Why? This season is all about the playoff -- who's in and who's out. The Big Ten needs to get in for an opportunity to validate itself nationally. Otherwise, irrelevance continues.
(Yes, I realize some Big Ten fans despise the ESPN-driven, all-about-the-playoff narrative. But it's the world we live in, so deal.)
The Big Ten's Week 2 and Week 3 struggles muddied its playoff path, but there's still a route to the field of four. Michigan State and Ohio State remain the league's top two candidates -- the Spartans much more so than the Buckeyes because of a higher quality loss (Oregon on the road versus Virginia Tech at home).
If Michigan State and Ohio State don't slip up before Nov. 8, the showdown in Sparta essentially becomes a playoff elimination game. No Big Ten team is getting in with two losses, no matter what zaniness happens in other conferences.
But the winner of OSU-MSU still likely will need help in the Big Ten championship game. The game has to be a résumé-boosting opportunity in the eyes of the playoff selection committee.
The only way that happens is if the opponent from the West Division also has one total loss, two at most.
If an 11-1 Michigan State or an 11-1 Ohio State faces a 3- or 4-loss West Division opponent at Lucas Oil Stadium, the game will fall off of the national radar. The selection committee will be focused elsewhere. There's not much to gain for the East champ and a lot to lose.

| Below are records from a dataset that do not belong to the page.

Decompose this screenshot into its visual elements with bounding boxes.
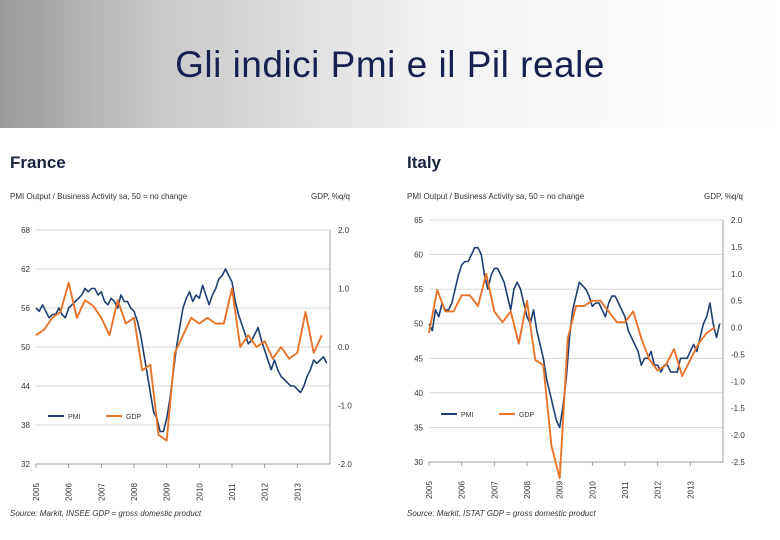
chart-panel-france: France PMI Output / Business Activity sa,… [8,140,368,525]
italy-y-right-tick: -1.5 [731,404,745,413]
chart-panel-italy: Italy PMI Output / Business Activity sa, … [405,140,765,525]
italy-x-tick-label: 2008 [523,481,532,499]
chart-france: France PMI Output / Business Activity sa,… [10,153,352,518]
italy-y-right-tick: 0.0 [731,324,743,333]
france-legend-pmi-label: PMI [68,414,81,421]
italy-y-left-tick: 50 [414,320,423,329]
france-x-tick-label: 2013 [293,483,302,501]
france-y-left-tick: 32 [21,460,30,469]
italy-legend-pmi-label: PMI [461,412,474,419]
italy-y-left-tick: 40 [414,389,423,398]
italy-x-tick-label: 2007 [490,481,499,499]
italy-y-left-tick: 65 [414,216,423,225]
chart-italy: Italy PMI Output / Business Activity sa, … [407,153,745,518]
italy-y-right-tick: 0.5 [731,297,743,306]
france-x-tick-label: 2011 [228,483,237,501]
italy-x-tick-label: 2010 [588,481,597,499]
france-series-pmi-line [35,268,328,433]
slide-header [0,0,780,128]
france-x-tick-label: 2008 [130,483,139,501]
france-y-right-tick: -2.0 [338,460,352,469]
italy-y-left-tick: 45 [414,354,423,363]
italy-y-left-tick: 55 [414,285,423,294]
france-x-tick-label: 2005 [32,483,41,501]
france-title: France [10,153,66,172]
italy-right-axis-label: GDP, %q/q [704,192,743,201]
italy-subtitle: PMI Output / Business Activity sa, 50 = … [407,192,585,201]
italy-series-gdp-line [428,272,716,480]
france-x-tick-label: 2009 [163,483,172,501]
france-y-left-tick: 38 [21,421,30,430]
france-source: Source: Markit, INSEE GDP = gross domest… [10,509,202,518]
italy-x-tick-label: 2009 [556,481,565,499]
italy-y-right-tick: 1.0 [731,270,743,279]
italy-y-right-tick: -2.0 [731,431,745,440]
france-series-gdp-line [35,281,323,442]
france-y-left-tick: 68 [21,226,30,235]
france-y-right-tick: 1.0 [338,285,350,294]
italy-x-tick-label: 2013 [686,481,695,499]
france-y-right-tick: -1.0 [338,402,352,411]
france-x-tick-label: 2006 [65,483,74,501]
italy-y-right-tick: 2.0 [731,216,743,225]
france-x-tick-label: 2012 [261,483,270,501]
italy-x-tick-label: 2012 [654,481,663,499]
italy-x-tick-label: 2006 [458,481,467,499]
slide-title: Gli indici Pmi e il Pil reale [175,44,605,85]
italy-series-pmi-line [428,246,721,429]
france-y-left-tick: 44 [21,382,30,391]
italy-y-right-tick: -2.5 [731,458,745,467]
italy-y-left-tick: 60 [414,251,423,260]
france-y-right-tick: 2.0 [338,226,350,235]
italy-y-right-tick: 1.5 [731,243,743,252]
italy-legend-gdp-label: GDP [519,412,535,419]
france-legend-gdp-label: GDP [126,414,142,421]
france-y-right-tick: 0.0 [338,343,350,352]
italy-source: Source: Markit, ISTAT GDP = gross domest… [407,509,596,518]
france-subtitle: PMI Output / Business Activity sa, 50 = … [10,192,188,201]
italy-y-left-tick: 30 [414,458,423,467]
france-x-tick-label: 2007 [97,483,106,501]
france-y-left-tick: 62 [21,265,30,274]
italy-y-left-tick: 35 [414,423,423,432]
italy-y-right-tick: -1.0 [731,377,745,386]
france-y-left-tick: 50 [21,343,30,352]
italy-x-tick-label: 2011 [621,481,630,499]
france-right-axis-label: GDP, %q/q [311,192,350,201]
france-y-left-tick: 56 [21,304,30,313]
france-x-tick-label: 2010 [195,483,204,501]
italy-y-right-tick: -0.5 [731,350,745,359]
italy-x-tick-label: 2005 [425,481,434,499]
italy-title: Italy [407,153,442,172]
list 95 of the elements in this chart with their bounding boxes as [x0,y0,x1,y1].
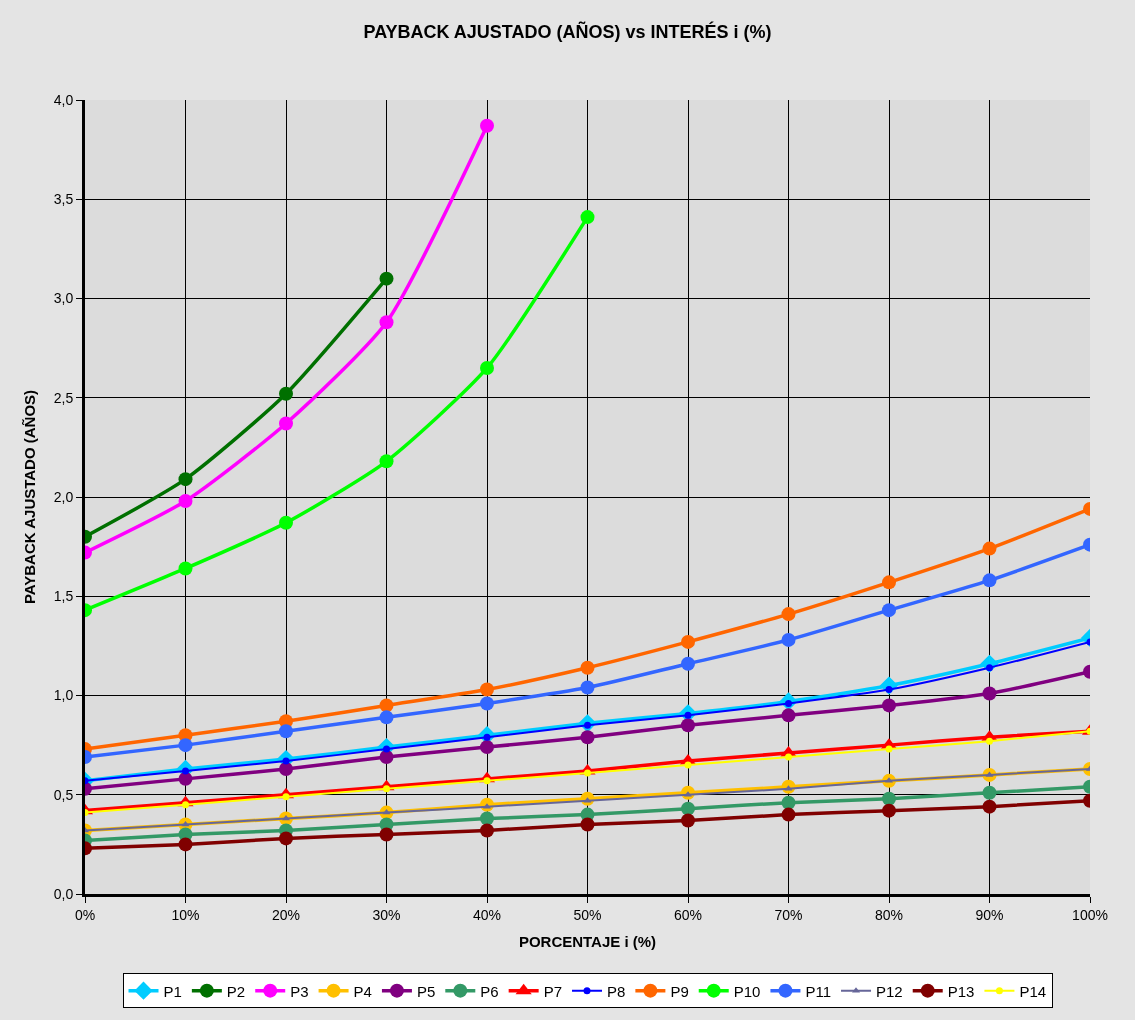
legend-label: P9 [670,982,689,1000]
legend-label: P6 [480,982,499,1000]
point [379,750,394,765]
legend-label: P2 [226,982,246,1000]
point [882,575,896,590]
point [885,686,893,694]
y-tick-label: 3,5 [53,191,74,208]
point [986,737,993,745]
x-tick-label: 0% [74,906,96,923]
y-tick-label: 2,0 [53,488,74,505]
x-tick-label: 100% [1072,906,1108,923]
point [379,698,394,713]
point [279,386,293,401]
x-tick-label: 40% [472,906,502,923]
y-axis-title: PAYBACK AJUSTADO (AÑOS) [20,389,38,605]
x-tick-label: 20% [271,906,301,923]
point [178,837,193,852]
point [178,472,193,487]
x-tick-label: 10% [171,906,200,923]
point [781,632,796,647]
point [580,680,595,695]
legend-label: P13 [947,982,975,1000]
point [279,831,293,846]
legend-label: P5 [416,982,436,1000]
point [279,515,293,530]
chart-title: PAYBACK AJUSTADO (AÑOS) vs INTERÉS i (%) [363,21,772,43]
point [982,541,997,556]
y-tick-label: 4,0 [53,91,74,108]
x-tick-label: 50% [573,906,602,923]
point [882,698,896,713]
x-tick-label: 90% [975,906,1004,923]
point [279,761,293,776]
point [982,799,997,814]
point [379,315,394,330]
point [681,718,695,733]
point [178,561,193,576]
point [681,634,695,649]
point [379,827,394,842]
point [986,664,993,672]
x-axis-title: PORCENTAJE i (%) [518,932,657,950]
y-tick-label: 2,5 [53,389,74,406]
legend-label: P12 [876,982,903,1000]
point [681,801,695,816]
point [781,795,796,810]
point [279,724,293,739]
point [681,656,695,671]
point [882,791,896,806]
point [178,493,193,508]
point [480,811,494,826]
legend-label: P14 [1019,982,1047,1000]
point [684,761,692,769]
point [182,767,189,775]
point [580,210,595,225]
y-tick-label: 3,0 [53,290,74,307]
point [480,360,494,375]
legend-label: P3 [290,982,309,1000]
point [279,416,293,431]
point [882,803,896,818]
y-tick-label: 1,0 [53,687,74,704]
point [580,660,595,675]
point [178,738,193,753]
y-tick-label: 0,5 [53,786,74,803]
point [781,708,796,723]
legend-label: P1 [163,982,182,1000]
point [885,745,893,753]
point [379,454,394,469]
point [480,823,494,838]
point [785,753,792,761]
point [379,710,394,725]
x-tick-label: 30% [372,906,401,923]
point [681,813,695,828]
legend-label: P4 [353,982,372,1000]
x-tick-label: 60% [673,906,703,923]
point [580,730,595,745]
point [178,771,193,786]
point [480,740,494,755]
point [580,817,595,832]
point [982,785,997,800]
legend-label: P7 [543,982,563,1000]
legend-label: P8 [607,982,626,1000]
point [882,603,896,618]
point [982,573,997,588]
point [480,118,494,133]
point [480,682,494,697]
y-tick-label: 0,0 [53,885,74,902]
point [982,686,997,701]
x-tick-label: 70% [774,906,803,923]
point [480,696,494,711]
point [781,607,796,622]
point [379,271,394,286]
x-tick-label: 80% [874,906,904,923]
y-tick-label: 1,5 [53,588,74,605]
point [781,807,796,822]
legend-label: P11 [805,982,832,1000]
legend-label: P10 [733,982,761,1000]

That's why the Big Ten needs someone to take charge in the West. The ideal candidates are Minnesota and Nebraska because both have quality losses (Gophers on the road against TCU, Huskers on the road against Michigan State). Iowa isn't a bad option at 11-1, but a home loss to Iowa State will be held against the Hawkeyes.
Northwestern is improving but already has three losses. Wisconsin's season-opening loss to LSU probably won't look great come November, so even a 10-2 Badgers team reaching Indy might not made the championship game meaningful enough.
There's also the possibility, albeit slim, that both Big Ten championship game participants are in the playoff mix. If Nebraska's lone loss is a 5-point setback at Michigan State, its résumé, which will include road wins against Northwestern, Wisconsin and Iowa, plus a home win against Minnesota, doesn't look too shabby. Minnesota would have benefited from TCU holding on against Baylor and continuing to win, but a Gophers team that runs the Big Ten table with wins against Ohio State (home), Nebraska (road) and Wisconsin (road) would get much more national respect than the current unranked product.
Iowa would need the committee to overlook a bad loss and an incredibly favorable Big Ten schedule (no Michigan State or Ohio State, toughest road game at Minnesota). Can't see it happening.
We're still looking at Michigan State as the Big Ten's most realistic playoff hopeful. If the Spartans reach Indy with a second consecutive perfect regular-season league record, they'll be on the playoff's doorstep.
But they might a nudge over the threshold. A quality opponent provides one.
It's why the wild, wild West needs a team -- ideally one with badges, Colt .45s and handlebar mustaches -- to restore playoff order.